David poaches his eggs. He won’t buy eggs out—too pedestrian a meal to spend money on—but that’s how he cooks them. He knows other ways: fried, sunny-side-up, scrambled, dippy, hard-boiled. For the longest time, those were the only ways. Wasn’t till thirty years ago, when cafés started popping up, that poached eggs became a thing. David was furious. He barged home, talking about foreign eggs from Europe, and how these cheese-eating surrender monkeys had gone and changed eggs.
“You don’t even like eggs, you silly old goat.” Becky was peeling potatoes, giggling to herself over the sink.
“You’re an old goat,” he grumbled back.
“Well, I think it’s exciting,” Becky said. “All this new food. Feels like the world’s heading towards us.”
The conversation carried on some two weeks, all the way to dinner at Stacey and Jack’s. Jack owned a factory that made plastic joinery and Stacey fucked the Tillmans’ twenty-year-old son, if rumours were to be believed.
“You’d both love India,” Jack said. “It’s like another planet. Honestly, I found myself thinking that, in another lifetime, I must have been Indian. That’s how connected I was to the place.”

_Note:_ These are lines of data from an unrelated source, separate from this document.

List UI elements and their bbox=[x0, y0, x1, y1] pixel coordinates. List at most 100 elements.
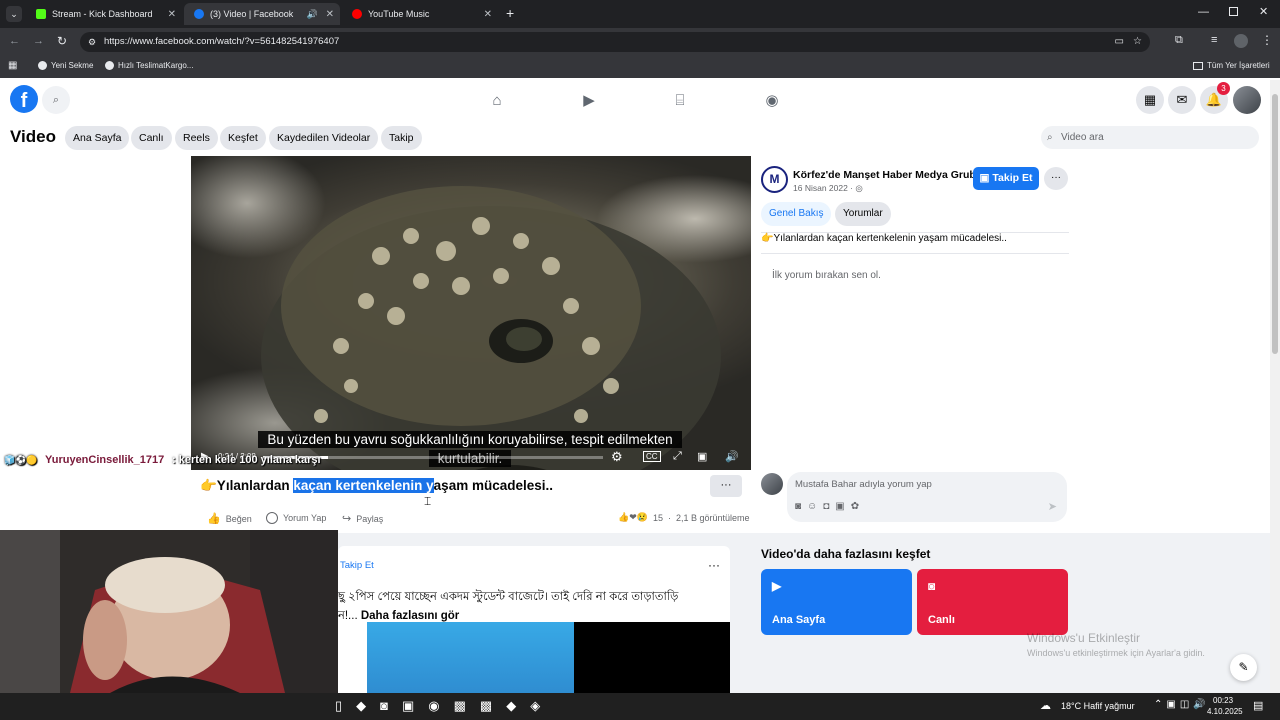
clock-time[interactable]: 00:23 bbox=[1213, 696, 1233, 705]
explore-tile-live[interactable]: ◙ Canlı bbox=[917, 569, 1068, 635]
comment-tool-icons[interactable]: ◙☺◘▣✿ bbox=[795, 501, 865, 512]
globe-icon bbox=[105, 61, 114, 70]
globe-icon: ◎ bbox=[855, 183, 863, 193]
account-avatar[interactable] bbox=[1233, 86, 1261, 114]
feed-post-card: Takip Et ··· ছু ২পিস পেয়ে যাচ্ছেন একদম … bbox=[338, 546, 730, 693]
nav-pill-explore[interactable]: Keşfet bbox=[220, 126, 266, 150]
search-placeholder: Video ara bbox=[1061, 132, 1104, 143]
page-scrollbar[interactable] bbox=[1270, 80, 1280, 693]
comment-input[interactable]: Mustafa Bahar adıyla yorum yap ◙☺◘▣✿ ➤ bbox=[787, 472, 1067, 522]
site-info-icon[interactable]: ⚙ bbox=[88, 32, 96, 52]
page-avatar[interactable]: M bbox=[761, 166, 788, 193]
page-more-button[interactable]: ··· bbox=[1044, 167, 1068, 190]
minimize-icon[interactable]: — bbox=[1198, 6, 1209, 18]
media-control-icon[interactable]: ≡ bbox=[1211, 34, 1217, 46]
search-icon[interactable]: ⌕ bbox=[42, 86, 70, 114]
taskbar-apps[interactable]: ▯◆◙▣◉▩▩◆◈ bbox=[335, 698, 554, 714]
nav-pill-following[interactable]: Takip bbox=[381, 126, 422, 150]
weather-text[interactable]: 18°C Hafif yağmur bbox=[1061, 701, 1135, 711]
fullscreen-icon[interactable]: ⤢ bbox=[673, 450, 682, 463]
chrome-menu-icon[interactable]: ⋮ bbox=[1261, 33, 1273, 47]
restore-icon[interactable] bbox=[1229, 7, 1238, 16]
reactions-summary[interactable]: 👍❤😢 15 · 2,1 B görüntüleme bbox=[618, 512, 750, 523]
messenger-icon[interactable]: ✉ bbox=[1168, 86, 1196, 114]
page-title: Video bbox=[10, 127, 56, 146]
feed-more-icon[interactable]: ··· bbox=[708, 558, 720, 572]
see-more-link[interactable]: Daha fazlasını gör bbox=[361, 610, 459, 622]
bookmark-star-icon[interactable]: ☆ bbox=[1133, 32, 1142, 52]
close-window-icon[interactable]: ✕ bbox=[1259, 5, 1268, 18]
gaming-icon[interactable]: ◉ bbox=[760, 88, 784, 112]
comment-button[interactable]: Yorum Yap bbox=[266, 512, 326, 524]
tab-overview[interactable]: Genel Bakış bbox=[761, 202, 832, 226]
video-icon: ▶ bbox=[772, 579, 782, 593]
tab-kick[interactable]: Stream - Kick Dashboard ✕ bbox=[26, 3, 182, 25]
bookmark-cargo[interactable]: Hızlı TeslimatKargo... bbox=[105, 61, 193, 70]
chat-username: YuruyenCinsellik_1717 bbox=[45, 454, 165, 466]
comment-bubble-icon bbox=[266, 512, 278, 524]
miniplayer-icon[interactable]: ▣ bbox=[697, 450, 707, 463]
facebook-logo[interactable]: f bbox=[10, 85, 38, 113]
new-tab-icon[interactable]: + bbox=[506, 5, 514, 21]
clock-date[interactable]: 4.10.2025 bbox=[1207, 707, 1243, 716]
feed-video-thumbnail[interactable] bbox=[367, 622, 574, 693]
page-name[interactable]: Körfez'de Manşet Haber Medya Grubu bbox=[793, 169, 982, 181]
close-tab-icon[interactable]: ✕ bbox=[484, 9, 492, 20]
feed-text-line-1: ছু ২পিস পেয়ে যাচ্ছেন একদম স্টুডেন্ট বাজ… bbox=[338, 591, 679, 603]
tab-comments[interactable]: Yorumlar bbox=[835, 202, 891, 226]
tab-youtube-music[interactable]: YouTube Music ✕ bbox=[342, 3, 498, 25]
tab-facebook[interactable]: (3) Video | Facebook 🔊 ✕ bbox=[184, 3, 340, 25]
nav-pill-saved[interactable]: Kaydedilen Videolar bbox=[269, 126, 379, 150]
forward-icon[interactable]: → bbox=[33, 35, 44, 47]
video-search-input[interactable]: ⌕ Video ara bbox=[1041, 126, 1259, 149]
streamer-camera-image bbox=[0, 530, 338, 693]
post-date: 16 Nisan 2022 · ◎ bbox=[793, 183, 863, 194]
share-button[interactable]: ↪ Paylaş bbox=[342, 512, 383, 525]
url-bar[interactable]: ⚙ https://www.facebook.com/watch/?v=5614… bbox=[80, 32, 1150, 52]
windows-taskbar: ▯◆◙▣◉▩▩◆◈ ☁ 18°C Hafif yağmur ⌃▣◫🔊 00:23… bbox=[0, 693, 1280, 720]
subtitle-line-1: Bu yüzden bu yavru soğukkanlılığını koru… bbox=[258, 431, 682, 448]
explore-tile-home[interactable]: ▶ Ana Sayfa bbox=[761, 569, 912, 635]
feed-follow-link[interactable]: Takip Et bbox=[340, 560, 374, 571]
activation-watermark-subtitle: Windows'u etkinleştirmek için Ayarlar'a … bbox=[1027, 648, 1205, 658]
apps-grid-icon[interactable]: ▦ bbox=[8, 60, 17, 71]
browser-toolbar: ← → ↻ ⚙ https://www.facebook.com/watch/?… bbox=[0, 28, 1280, 56]
tile-label: Canlı bbox=[928, 614, 955, 626]
post-more-button[interactable]: ··· bbox=[710, 475, 742, 497]
nav-pill-reels[interactable]: Reels bbox=[175, 126, 218, 150]
profile-avatar[interactable] bbox=[1234, 34, 1248, 48]
marketplace-icon[interactable]: ⌸ bbox=[668, 88, 692, 112]
video-player[interactable] bbox=[191, 156, 751, 470]
settings-gear-icon[interactable]: ⚙ bbox=[611, 449, 623, 465]
speaker-icon[interactable]: 🔊 bbox=[307, 9, 318, 20]
like-button[interactable]: 👍 Beğen bbox=[207, 512, 252, 525]
all-bookmarks[interactable]: Tüm Yer İşaretleri bbox=[1193, 61, 1270, 70]
video-nav-icon[interactable]: ▶ bbox=[577, 88, 601, 112]
cast-icon[interactable]: ▭ bbox=[1115, 32, 1124, 52]
notification-center-icon[interactable]: ▤ bbox=[1253, 699, 1263, 712]
bookmark-new-tab[interactable]: Yeni Sekme bbox=[38, 61, 93, 70]
system-tray-icons[interactable]: ⌃▣◫🔊 bbox=[1154, 699, 1210, 710]
send-icon[interactable]: ➤ bbox=[1048, 500, 1057, 513]
extensions-icon[interactable]: ⧉ bbox=[1175, 34, 1183, 47]
menu-grid-icon[interactable]: ▦ bbox=[1136, 86, 1164, 114]
nav-pill-live[interactable]: Canlı bbox=[131, 126, 172, 150]
close-tab-icon[interactable]: ✕ bbox=[168, 9, 176, 20]
reload-icon[interactable]: ↻ bbox=[57, 34, 67, 48]
nav-pill-home[interactable]: Ana Sayfa bbox=[65, 126, 130, 150]
bookmarks-bar: ▦ Yeni Sekme Hızlı TeslimatKargo... Tüm … bbox=[0, 56, 1280, 78]
new-message-button[interactable]: ✎ bbox=[1230, 654, 1257, 681]
reactions-count: 15 bbox=[652, 512, 663, 523]
close-tab-icon[interactable]: ✕ bbox=[326, 9, 334, 20]
captions-icon[interactable]: CC bbox=[643, 451, 661, 462]
views-count: 2,1 B görüntüleme bbox=[675, 512, 750, 523]
tab-title: Stream - Kick Dashboard bbox=[52, 9, 153, 19]
stream-chat-overlay: 🧊⚽🟡 YuruyenCinsellik_1717 : kerten kele … bbox=[0, 453, 340, 471]
tab-search-button[interactable]: ⌄ bbox=[6, 6, 22, 22]
home-icon[interactable]: ⌂ bbox=[485, 88, 509, 112]
back-icon[interactable]: ← bbox=[9, 35, 20, 47]
volume-icon[interactable]: 🔊 bbox=[725, 450, 739, 463]
scrollbar-thumb[interactable] bbox=[1272, 94, 1278, 354]
thumbs-up-icon: 👍 bbox=[207, 513, 221, 525]
follow-button[interactable]: ▣ Takip Et bbox=[973, 167, 1039, 190]
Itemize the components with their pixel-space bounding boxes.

Imagine that. Dinner with the Mahatma.
Stacey broke in: “Of course, as a woman, you have to be quite careful, Becky. But as long as you don’t go wandering the streets by yourself, you’re absolutely fine.” Scrunching her nose, baring her perfect teeth and fiddling with her hooped earrings, she continued, “It’s off to Europe in August. Jack’s promised there’ll be no business. Strictly vacationing.”
You should’ve seen Becky light up.
“Oh, I would love to go to Europe. Honestly, I’d give an eye for it. David won’t even fork out for poached eggs—Oh, I’m just kidding! Don’t get grumpy.”
Becky rubbed David’s forearm—a lifelong method of placating him, necessary because of a lifelong tendency to bully him—“Look at his little face. He gets so grumpy when I tease him.”
He wasn’t grumpy, actually. Well, he was, but only after Becky said he was grumpy. He hadn’t been grumpy before that.
“Why would anyone pay for eggs?” he asked, grumpily.
Lying in bed that night, and after hours of arguing with himself, David conceded: Fine. If Becky wanted poached eggs, he’d give her poached eggs.
The next morning, he researched how to poach an egg, and on the Saturday he surprised Becky with (you guessed it) poached eggs.
They were horrible.
He did exactly as the cookbook instructed him: three minutes in the water, the vinegar, the vortex, all that jazz. Where he went wrong, they both supposed, was in spirit.
He tried again on Sunday. He had music going: Peter Sarstedt. He cooked shirtless, didn’t shave, smoked a cigarette, anything he thought was vaguely European. The eggs were vaguely better.
The next week, he read A Moveable Feast and purchased a French press. Come Saturday, he made fresh coffee, talked of Paris in the 20s, had Peter Sarstedt going, and Becky in the kitchen with him. They laughed and danced and the eggs were fucking fantastic.
From then on, he made poached eggs every weekend. He’d set the apartment to feel like Europe—which to David just looked like France—and for a couple of hours every weekend, that’s where they were; they were in France. They talked of moving to Juan-les-Pins, dreamt of eating dinner at 9pm with glasses of Bordeaux, of their children going to The Sorbonne. They smoked cigarettes and drank before noon and, with both of Becky’s feet on top of both of David’s, they waltzed through the hallways of their two-bedder; through Boulevard Saint-Michel. David promised Becky that if he ever got the money, he’d take her to France. They’d spend all summer there. Not travelling, but living. He meant that. When he said it, he meant it. He really did.
Now they got new ways of cooking eggs. His grandchildren show him videos, hanging on for the moment he delights them with a geriatric response. There are these Asian omelette things; beaten eggs spun around a wok until they form a perfect oval. Ends up looking like a sun-coloured pearl, about the size of your palm. They put them on a bed of rice. Rice!
Well, you can forget it if you think David’s going to start making Asian eggs. He doesn’t even like eggs. It was Becky who liked eggs.